On Thu, 27 Sep 2007, Karl MacMillan wrote:

On Thu, 2007-09-27 at 16:18 -0400, Jesse Keating wrote:
On Thu, 27 Sep 2007 15:53:38 -0400
Karl MacMillan <kmacmill redhat com> wrote:

3) Have rpm set contexts that aren't yet valid. This option was
explored and there was even a kernel patch that would allow this. The
fear is that it would allow a malicious package to create files with
_any_ context that is not yet valid. It makes it difficult or
impossible to constrain rpm. You could go back after the policy is
installed and check for contexts that are still invalid and fix
those. No decision was reached about how to handle the hole and
nothing happened. The SELinux upstream developers (well, at least me)
are willing to reconsider this proposal.

Wouldn't it be reasonable to lay them down as 'undefined_t' and let the
post-rpm transactions relabel them?

That is possible - though obviously you have to handle things cleanly
for upgrades to that you don't end up with, say, libc labeled as
undefined_t. So you would have to:

1) check every context as you put a file down
2) if it is valid set it
3) otherwise, set to undefined_t (and ideally add file to list)
4) install policy in post
5) relabel (ideally with list kept from before)
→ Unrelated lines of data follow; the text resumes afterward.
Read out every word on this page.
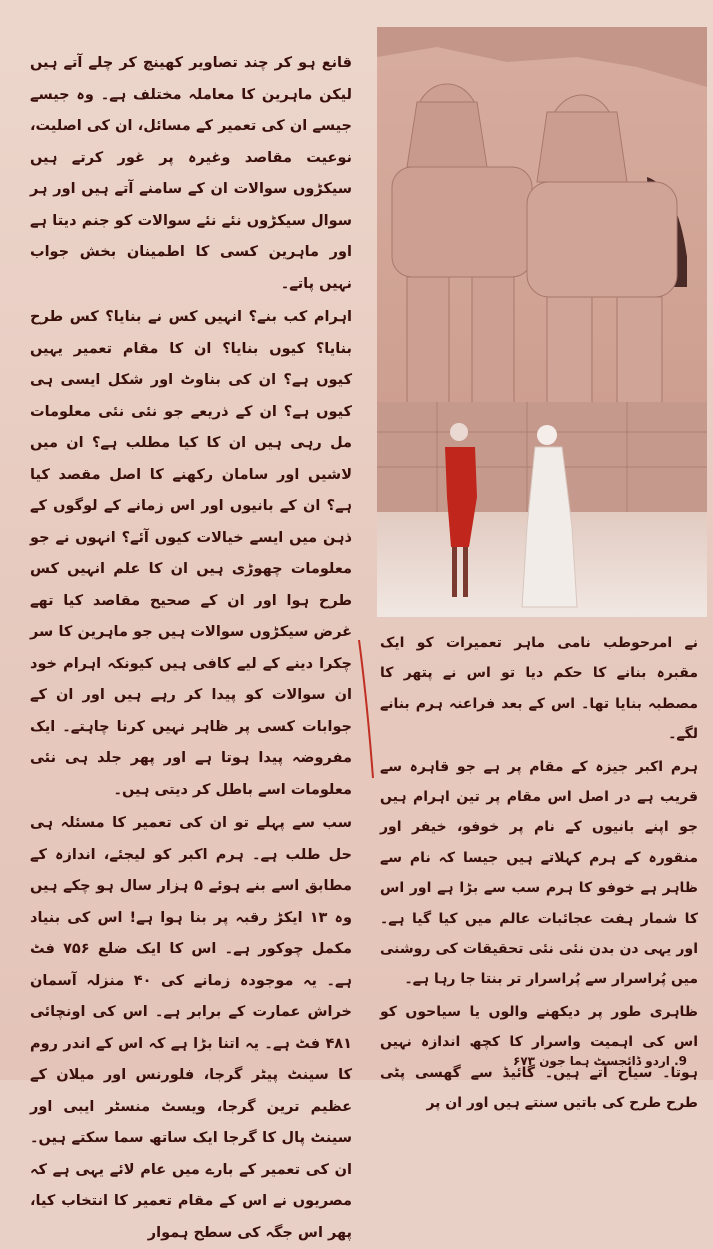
قانع ہو کر چند تصاویر کھینچ کر چلے آتے ہیں لیکن ماہرین کا معاملہ مختلف ہے۔ وہ جیسے جیسے ان کی تعمیر کے مسائل، ان کی اصلیت، نوعیت مقاصد وغیرہ پر غور کرتے ہیں سیکڑوں سوالات ان کے سامنے آتے ہیں اور ہر سوال سیکڑوں نئے نئے سوالات کو جنم دیتا ہے اور ماہرین کسی کا اطمینان بخش جواب نہیں پاتے۔

اہرام کب بنے؟ انہیں کس نے بنایا؟ کس طرح بنایا؟ کیوں بنایا؟ ان کا مقام تعمیر یہیں کیوں ہے؟ ان کی بناوٹ اور شکل ایسی ہی کیوں ہے؟ ان کے ذریعے جو نئی نئی معلومات مل رہی ہیں ان کا کیا مطلب ہے؟ ان میں لاشیں اور سامان رکھنے کا اصل مقصد کیا ہے؟ ان کے بانیوں اور اس زمانے کے لوگوں کے ذہن میں ایسے خیالات کیوں آئے؟ انہوں نے جو معلومات چھوڑی ہیں ان کا علم انہیں کس طرح ہوا اور ان کے صحیح مقاصد کیا تھے غرض سیکڑوں سوالات ہیں جو ماہرین کا سر چکرا دینے کے لیے کافی ہیں کیونکہ اہرام خود ان سوالات کو پیدا کر رہے ہیں اور ان کے جوابات کسی پر ظاہر نہیں کرنا چاہتے۔ ایک مفروضہ پیدا ہوتا ہے اور پھر جلد ہی نئی معلومات اسے باطل کر دیتی ہیں۔

سب سے پہلے تو ان کی تعمیر کا مسئلہ ہی حل طلب ہے۔ ہرم اکبر کو لیجئے، اندازہ کے مطابق اسے بنے ہوئے ۵ ہزار سال ہو چکے ہیں وہ ۱۳ ایکڑ رقبہ پر بنا ہوا ہے! اس کی بنیاد مکمل چوکور ہے۔ اس کا ایک ضلع ۷۵۶ فٹ ہے۔ یہ موجودہ زمانے کی ۴۰ منزلہ آسمان خراش عمارت کے برابر ہے۔ اس کی اونچائی ۴۸۱ فٹ ہے۔ یہ اتنا بڑا ہے کہ اس کے اندر روم کا سینٹ پیٹر گرجا، فلورنس اور میلان کے عظیم ترین گرجا، ویسٹ منسٹر ایبی اور سینٹ پال کا گرجا ایک ساتھ سما سکتے ہیں۔ ان کی تعمیر کے بارے میں عام لائے یہی ہے کہ مصریوں نے اس کے مقام تعمیر کا انتخاب کیا، پھر اس جگہ کی سطح ہموار

نے امرحوطب نامی ماہر تعمیرات کو ایک مقبرہ بنانے کا حکم دیا تو اس نے پتھر کا مصطبہ بنایا تھا۔ اس کے بعد فراعنہ ہرم بنانے لگے۔

ہرم اکبر جیزہ کے مقام پر ہے جو قاہرہ سے قریب ہے در اصل اس مقام پر تین اہرام ہیں جو اپنے بانیوں کے نام پر خوفو، خیفر اور منقورہ کے ہرم کہلاتے ہیں جیسا کہ نام سے ظاہر ہے خوفو کا ہرم سب سے بڑا ہے اور اس کا شمار ہفت عجائبات عالم میں کیا گیا ہے۔ اور یہی دن بدن نئی نئی تحقیقات کی روشنی میں پُراسرار سے پُراسرار تر بنتا جا رہا ہے۔

ظاہری طور پر دیکھنے والوں یا سیاحوں کو اس کی اہمیت واسرار کا کچھ اندازہ نہیں ہوتا۔ سیاح آتے ہیں۔ گائیڈ سے گھسی پٹی طرح طرح کی باتیں سنتے ہیں اور ان پر

9. اردو ڈائجسٹ ہما جون ۶۷۳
Part of the problem, though, is figuring out what the context for a file
should be. I believe that you can record contexts from when the rpm was
built, but how do you handle if the admin has a local labeling rule that
should take effect?

Rpm has been recording file contexts into headers from build time up to now, but nothing has been using it (except perhaps in early "selinux bootstrap" days, I don't know). I just killed that code a couple of weeks ago from rpm upstream, because it's just completely wrong: the selinux policy that happens to be loaded on the build host has *zero* relevance to that of the target host - could be local rules, or labeling differences between targeted/strict/whatever prepackaged policies or even just versions of the same policy.